The use of AFLP markers and characterization data to sample diversity in a core collection of Phaseolus vulgaris L.

A core collection is a subset of accessions from a larger collection of a particular crop species that represents, with a minimum amount of repetitiveness, the genetic diversity of that crop species and its wild relatives. With limited resources, it is difficult to manage large germplasm collections. Criteria that have included geographical, morphological, biochemical and molecular data, have been used to analyze genetic diversity in order to construct core collections. DNA marker systems, which provide large number of polymorphic loci dispersed in the genome could be used efficiently for development of core collections. From base collection of common bean (Phaseolus vulgaris L.) including 560 accessions, a collection of 305 accessions, was sampled from different gene pools: 79.7% from European gene pool, 12.8% from South America and 7.5% from Middle America. This collection was analysed for seven seed traits (length, height, width, shape, colour, colour pattern and coat pattern- IPGRI descriptor), SDS-PAGE phaseoline patterns and E-AGT/M-GAC fluorescent AFLP primer combination. Core collections, consisting of r = 0.18 x n accessions, were sampled by several sampling strategies, simple random sampling, random-stratified by log frequency of accessions by continent, random-stratified by log frequency of phaseoline pattern, that are not dependent of molecular markers, and one marker assisted sampling that maximize genetic diversity at AFLP marker loci. An independent verification of the core collection sampling efficiency was performed using geographical, morphological, biochemical and molecular data by comparing the genetic diversity found in each core collection with the variability of base collection.
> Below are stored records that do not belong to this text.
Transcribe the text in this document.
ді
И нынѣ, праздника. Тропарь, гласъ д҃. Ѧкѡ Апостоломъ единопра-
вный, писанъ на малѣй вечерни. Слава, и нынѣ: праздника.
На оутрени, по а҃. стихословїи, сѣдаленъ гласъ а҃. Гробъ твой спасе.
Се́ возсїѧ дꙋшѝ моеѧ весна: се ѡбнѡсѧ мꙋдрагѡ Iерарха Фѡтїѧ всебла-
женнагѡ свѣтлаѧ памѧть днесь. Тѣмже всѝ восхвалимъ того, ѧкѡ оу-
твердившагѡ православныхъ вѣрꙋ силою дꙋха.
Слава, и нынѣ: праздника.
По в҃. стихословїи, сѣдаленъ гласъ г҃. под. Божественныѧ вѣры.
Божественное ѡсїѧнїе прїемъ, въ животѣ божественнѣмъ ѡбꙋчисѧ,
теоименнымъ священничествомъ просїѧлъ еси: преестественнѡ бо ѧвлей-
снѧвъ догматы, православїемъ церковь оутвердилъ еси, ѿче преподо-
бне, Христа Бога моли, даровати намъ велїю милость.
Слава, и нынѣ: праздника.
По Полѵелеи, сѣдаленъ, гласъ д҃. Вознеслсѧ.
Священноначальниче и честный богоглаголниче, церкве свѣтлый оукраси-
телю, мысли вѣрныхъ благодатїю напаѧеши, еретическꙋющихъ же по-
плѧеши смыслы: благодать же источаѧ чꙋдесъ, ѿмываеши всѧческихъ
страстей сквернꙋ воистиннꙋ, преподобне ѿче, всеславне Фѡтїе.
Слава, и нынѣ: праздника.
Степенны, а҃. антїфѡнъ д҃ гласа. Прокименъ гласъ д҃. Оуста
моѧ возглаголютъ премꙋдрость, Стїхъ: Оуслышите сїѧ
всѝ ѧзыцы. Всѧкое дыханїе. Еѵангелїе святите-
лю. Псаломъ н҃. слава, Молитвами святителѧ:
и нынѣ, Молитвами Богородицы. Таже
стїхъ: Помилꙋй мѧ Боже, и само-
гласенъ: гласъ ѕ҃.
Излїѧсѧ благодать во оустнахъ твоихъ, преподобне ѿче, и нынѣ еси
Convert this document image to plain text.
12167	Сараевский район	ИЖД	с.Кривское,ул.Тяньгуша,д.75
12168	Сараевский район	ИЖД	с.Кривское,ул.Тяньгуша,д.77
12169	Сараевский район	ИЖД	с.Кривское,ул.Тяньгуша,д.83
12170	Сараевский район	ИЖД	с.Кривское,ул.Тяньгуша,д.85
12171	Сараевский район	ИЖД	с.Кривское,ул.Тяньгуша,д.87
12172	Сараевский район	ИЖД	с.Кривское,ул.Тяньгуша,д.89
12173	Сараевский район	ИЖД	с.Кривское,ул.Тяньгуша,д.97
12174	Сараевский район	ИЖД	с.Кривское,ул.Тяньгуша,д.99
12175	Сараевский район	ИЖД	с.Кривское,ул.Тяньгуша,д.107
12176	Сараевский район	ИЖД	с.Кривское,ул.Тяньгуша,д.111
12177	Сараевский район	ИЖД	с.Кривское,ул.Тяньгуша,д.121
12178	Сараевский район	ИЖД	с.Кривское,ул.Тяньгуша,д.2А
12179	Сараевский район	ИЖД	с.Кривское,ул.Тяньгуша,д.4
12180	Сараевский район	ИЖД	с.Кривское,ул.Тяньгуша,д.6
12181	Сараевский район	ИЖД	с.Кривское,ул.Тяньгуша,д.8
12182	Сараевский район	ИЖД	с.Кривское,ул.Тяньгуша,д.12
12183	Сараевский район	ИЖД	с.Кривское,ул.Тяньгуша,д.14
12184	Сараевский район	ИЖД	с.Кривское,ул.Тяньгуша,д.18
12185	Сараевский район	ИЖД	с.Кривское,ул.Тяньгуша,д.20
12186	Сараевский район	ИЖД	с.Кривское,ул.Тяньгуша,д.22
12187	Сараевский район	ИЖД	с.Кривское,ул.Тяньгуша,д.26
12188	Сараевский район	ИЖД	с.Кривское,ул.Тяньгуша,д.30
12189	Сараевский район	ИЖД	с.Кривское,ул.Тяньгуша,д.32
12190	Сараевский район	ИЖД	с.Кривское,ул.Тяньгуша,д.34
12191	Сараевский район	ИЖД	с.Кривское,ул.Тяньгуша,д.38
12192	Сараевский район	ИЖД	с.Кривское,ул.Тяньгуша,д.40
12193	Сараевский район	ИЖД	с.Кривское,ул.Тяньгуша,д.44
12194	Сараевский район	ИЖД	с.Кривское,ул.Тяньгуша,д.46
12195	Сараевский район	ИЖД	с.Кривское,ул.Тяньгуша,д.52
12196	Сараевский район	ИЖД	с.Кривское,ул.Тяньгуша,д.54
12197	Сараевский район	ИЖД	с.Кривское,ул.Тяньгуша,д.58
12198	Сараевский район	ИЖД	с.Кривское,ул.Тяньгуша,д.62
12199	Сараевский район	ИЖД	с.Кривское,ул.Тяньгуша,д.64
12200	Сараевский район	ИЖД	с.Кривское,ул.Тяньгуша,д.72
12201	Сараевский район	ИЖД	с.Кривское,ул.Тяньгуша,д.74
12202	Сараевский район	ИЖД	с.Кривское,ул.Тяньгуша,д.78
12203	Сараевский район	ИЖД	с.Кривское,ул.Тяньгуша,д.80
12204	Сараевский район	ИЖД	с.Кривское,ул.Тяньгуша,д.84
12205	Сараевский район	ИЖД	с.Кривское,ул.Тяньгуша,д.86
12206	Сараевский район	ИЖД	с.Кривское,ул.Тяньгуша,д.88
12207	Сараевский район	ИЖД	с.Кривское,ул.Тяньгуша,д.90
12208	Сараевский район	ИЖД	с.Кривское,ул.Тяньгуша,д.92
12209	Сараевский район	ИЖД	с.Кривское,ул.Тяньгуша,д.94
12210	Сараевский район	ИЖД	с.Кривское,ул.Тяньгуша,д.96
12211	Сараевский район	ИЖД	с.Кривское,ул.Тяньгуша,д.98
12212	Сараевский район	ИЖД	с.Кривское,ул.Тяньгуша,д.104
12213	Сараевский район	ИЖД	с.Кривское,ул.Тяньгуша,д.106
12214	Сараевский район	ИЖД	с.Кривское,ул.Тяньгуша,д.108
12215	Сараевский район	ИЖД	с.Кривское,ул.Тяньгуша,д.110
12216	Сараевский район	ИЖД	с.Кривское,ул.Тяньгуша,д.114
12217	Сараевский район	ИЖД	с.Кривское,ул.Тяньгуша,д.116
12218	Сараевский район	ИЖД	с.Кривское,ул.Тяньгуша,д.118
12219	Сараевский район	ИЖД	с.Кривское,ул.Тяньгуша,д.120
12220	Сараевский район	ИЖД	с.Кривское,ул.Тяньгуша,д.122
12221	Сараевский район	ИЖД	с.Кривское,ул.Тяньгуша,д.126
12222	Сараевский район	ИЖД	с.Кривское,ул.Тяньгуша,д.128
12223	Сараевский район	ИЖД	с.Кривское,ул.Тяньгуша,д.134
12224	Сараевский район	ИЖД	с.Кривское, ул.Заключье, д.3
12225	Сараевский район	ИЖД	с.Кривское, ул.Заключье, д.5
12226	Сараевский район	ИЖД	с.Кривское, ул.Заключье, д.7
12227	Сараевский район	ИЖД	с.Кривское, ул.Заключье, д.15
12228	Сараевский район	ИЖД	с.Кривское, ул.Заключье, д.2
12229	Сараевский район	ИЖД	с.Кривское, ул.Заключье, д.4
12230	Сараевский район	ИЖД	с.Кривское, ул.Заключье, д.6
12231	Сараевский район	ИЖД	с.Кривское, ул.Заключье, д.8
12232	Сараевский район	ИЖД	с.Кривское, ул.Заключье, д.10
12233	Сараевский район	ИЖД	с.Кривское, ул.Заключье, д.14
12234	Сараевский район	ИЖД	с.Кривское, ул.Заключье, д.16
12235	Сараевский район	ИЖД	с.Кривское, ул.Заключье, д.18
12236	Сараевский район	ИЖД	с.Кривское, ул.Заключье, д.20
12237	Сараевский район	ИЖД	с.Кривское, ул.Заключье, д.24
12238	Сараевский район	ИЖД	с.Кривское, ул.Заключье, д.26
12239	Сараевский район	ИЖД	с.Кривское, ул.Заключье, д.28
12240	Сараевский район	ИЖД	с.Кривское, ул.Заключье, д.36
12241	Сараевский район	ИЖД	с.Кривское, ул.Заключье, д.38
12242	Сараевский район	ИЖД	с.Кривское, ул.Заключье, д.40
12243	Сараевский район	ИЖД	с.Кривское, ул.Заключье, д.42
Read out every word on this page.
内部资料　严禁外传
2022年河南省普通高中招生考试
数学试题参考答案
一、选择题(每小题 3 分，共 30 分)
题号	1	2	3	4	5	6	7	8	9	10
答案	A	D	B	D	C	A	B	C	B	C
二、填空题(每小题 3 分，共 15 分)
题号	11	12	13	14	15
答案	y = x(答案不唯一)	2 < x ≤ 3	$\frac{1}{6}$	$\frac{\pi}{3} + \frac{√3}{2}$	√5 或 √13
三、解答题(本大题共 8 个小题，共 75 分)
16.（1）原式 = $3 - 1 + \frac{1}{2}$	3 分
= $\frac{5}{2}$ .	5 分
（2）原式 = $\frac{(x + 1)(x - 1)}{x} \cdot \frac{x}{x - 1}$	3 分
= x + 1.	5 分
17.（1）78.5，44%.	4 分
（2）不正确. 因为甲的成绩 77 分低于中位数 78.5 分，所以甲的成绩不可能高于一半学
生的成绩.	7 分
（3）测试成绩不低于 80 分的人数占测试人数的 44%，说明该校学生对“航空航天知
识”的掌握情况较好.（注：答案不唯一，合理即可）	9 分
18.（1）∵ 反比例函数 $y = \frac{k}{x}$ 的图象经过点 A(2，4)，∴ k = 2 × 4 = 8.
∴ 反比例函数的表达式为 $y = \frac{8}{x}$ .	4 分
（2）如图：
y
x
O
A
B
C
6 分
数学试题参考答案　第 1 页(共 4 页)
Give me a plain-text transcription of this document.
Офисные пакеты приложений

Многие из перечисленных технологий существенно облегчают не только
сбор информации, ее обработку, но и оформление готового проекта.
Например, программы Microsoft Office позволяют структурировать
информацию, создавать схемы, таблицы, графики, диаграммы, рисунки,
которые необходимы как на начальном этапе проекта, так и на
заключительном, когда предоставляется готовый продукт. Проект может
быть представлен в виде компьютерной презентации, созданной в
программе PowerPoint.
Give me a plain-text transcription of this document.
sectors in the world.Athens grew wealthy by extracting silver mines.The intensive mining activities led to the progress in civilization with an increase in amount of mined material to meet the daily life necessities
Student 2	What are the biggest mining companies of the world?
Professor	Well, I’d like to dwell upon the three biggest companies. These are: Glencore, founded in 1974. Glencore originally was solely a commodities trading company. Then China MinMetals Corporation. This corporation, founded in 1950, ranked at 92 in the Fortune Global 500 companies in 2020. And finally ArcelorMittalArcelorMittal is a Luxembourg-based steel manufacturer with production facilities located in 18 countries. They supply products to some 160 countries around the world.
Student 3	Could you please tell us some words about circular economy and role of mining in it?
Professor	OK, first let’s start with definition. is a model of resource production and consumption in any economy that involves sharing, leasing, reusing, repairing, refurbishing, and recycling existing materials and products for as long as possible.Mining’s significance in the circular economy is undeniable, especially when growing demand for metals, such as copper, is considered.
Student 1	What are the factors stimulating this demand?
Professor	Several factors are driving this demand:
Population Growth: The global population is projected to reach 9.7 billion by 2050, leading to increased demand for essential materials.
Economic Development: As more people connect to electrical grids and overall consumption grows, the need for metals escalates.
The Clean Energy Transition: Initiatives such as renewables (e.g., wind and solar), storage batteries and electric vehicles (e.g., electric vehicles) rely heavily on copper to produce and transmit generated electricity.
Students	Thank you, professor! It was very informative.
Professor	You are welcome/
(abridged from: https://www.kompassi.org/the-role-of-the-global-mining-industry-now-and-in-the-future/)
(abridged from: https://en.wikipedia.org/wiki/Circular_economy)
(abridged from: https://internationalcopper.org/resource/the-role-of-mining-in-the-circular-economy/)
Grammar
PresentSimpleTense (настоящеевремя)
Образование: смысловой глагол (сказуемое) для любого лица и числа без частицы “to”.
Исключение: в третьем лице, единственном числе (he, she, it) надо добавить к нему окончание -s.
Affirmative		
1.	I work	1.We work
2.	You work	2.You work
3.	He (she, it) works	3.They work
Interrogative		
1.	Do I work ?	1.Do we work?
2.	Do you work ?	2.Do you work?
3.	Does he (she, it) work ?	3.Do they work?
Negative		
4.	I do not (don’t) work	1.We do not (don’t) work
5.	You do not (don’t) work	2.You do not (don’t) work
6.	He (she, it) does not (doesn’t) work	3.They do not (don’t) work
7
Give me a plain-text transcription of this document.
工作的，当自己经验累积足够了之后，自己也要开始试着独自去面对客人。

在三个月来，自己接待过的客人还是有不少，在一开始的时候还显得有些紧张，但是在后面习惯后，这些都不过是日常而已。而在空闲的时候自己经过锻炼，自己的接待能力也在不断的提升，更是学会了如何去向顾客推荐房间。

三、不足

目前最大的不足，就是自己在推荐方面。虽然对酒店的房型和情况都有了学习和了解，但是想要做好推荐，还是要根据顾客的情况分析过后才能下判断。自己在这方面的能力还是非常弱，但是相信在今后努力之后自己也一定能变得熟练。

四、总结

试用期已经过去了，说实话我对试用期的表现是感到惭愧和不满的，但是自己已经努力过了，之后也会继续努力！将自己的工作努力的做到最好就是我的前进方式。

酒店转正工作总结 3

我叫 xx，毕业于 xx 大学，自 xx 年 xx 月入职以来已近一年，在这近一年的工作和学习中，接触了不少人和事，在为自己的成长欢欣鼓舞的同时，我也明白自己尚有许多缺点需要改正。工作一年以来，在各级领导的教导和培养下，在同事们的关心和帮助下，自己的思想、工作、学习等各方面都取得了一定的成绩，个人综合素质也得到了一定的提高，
The AFLP-based strategy allowed to include the largest number of AFLP loci in the core collection (34 polymorphic loci out of 37 in base collection), all classes for seed characters but a smaller number of countries. The no marker-based sampling strategies reduced AFLP marker loci richness to n=25-31 in the core collections. Our results confirmed that strategies based on information obtained from marker loci lead to retention of the maximum number of loci and are useful tool for plant breeders and germplasm collection curators to better understand the genetic diversity within a germplasm collection.